There's a lot of things wrong with the rage virus scenario.
The biggest flaw that I see is that it follows the rabies scenario. There's just one problem with that:
Rabid animals do not like rabid animals. It's not as if everything that isn't rabid is "Team Blue" and everything that is becomes "Team Red". There would be a lot of red-on-red murder going on, which would greatly diminish the staying power of the disease, and not just in the case of rage virus, but pretty much every zompocalypse scenario... yet every movie I see on the subject implies this.
The other aspect is human psychology and brain chemestry is incredibly complex. It's one thing for a fungi to be able to control ants over millions of years of evolution (ants are reletively simple by comparison), it's quite another to force a human into specific behavior. It's possible to induce insanity and increased aggression, but it wouldn't be perfect.

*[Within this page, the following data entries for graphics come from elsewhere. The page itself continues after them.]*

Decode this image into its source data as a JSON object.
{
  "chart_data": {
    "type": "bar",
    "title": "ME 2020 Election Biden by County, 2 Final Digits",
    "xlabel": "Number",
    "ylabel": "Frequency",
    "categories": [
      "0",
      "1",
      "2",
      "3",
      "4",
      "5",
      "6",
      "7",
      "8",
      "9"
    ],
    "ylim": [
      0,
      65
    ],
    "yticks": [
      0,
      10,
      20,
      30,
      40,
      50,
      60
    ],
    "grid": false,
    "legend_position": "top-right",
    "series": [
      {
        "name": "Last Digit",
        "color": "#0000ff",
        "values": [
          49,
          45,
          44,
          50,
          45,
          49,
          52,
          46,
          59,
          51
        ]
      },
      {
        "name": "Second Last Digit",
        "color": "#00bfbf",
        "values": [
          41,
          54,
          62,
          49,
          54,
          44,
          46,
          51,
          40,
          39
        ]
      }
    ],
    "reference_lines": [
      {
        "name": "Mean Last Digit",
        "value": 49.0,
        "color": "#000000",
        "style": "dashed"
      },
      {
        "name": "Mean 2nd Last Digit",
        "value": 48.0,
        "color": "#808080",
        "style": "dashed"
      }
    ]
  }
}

The most valid human-extinction scenario from a pathogen is something that would be ridiculously virulent and stealthy that causes either sterility at 100% effectiveness (Children of Men scenario, and 100% is unlikely... even ebola and black plague have survivors) or symptom-free death over an extremely long period. The latter would almost certainly have to be an engineered chimera, which would be almost useless as a bioweapon as it would work too slow to be militarilly effective and pretty much garaunteed to bite you in the ass for using it... although if we were attacked by extra-terrestrials this might be something you'd see. Valid bioweapons would be designed to burn fast and hard, but would be unlikely to cause an apocalyptic scenario ("Outbreak" has a good example of a fictional virus that might be capable of this).
Other scenarios include non-biologics like a Von Neumann-esque nanovirus ("Grey Goo" scenario) or non-living organisms unaffected by defensive immunities (Andromeda Strain), but those are even less likely.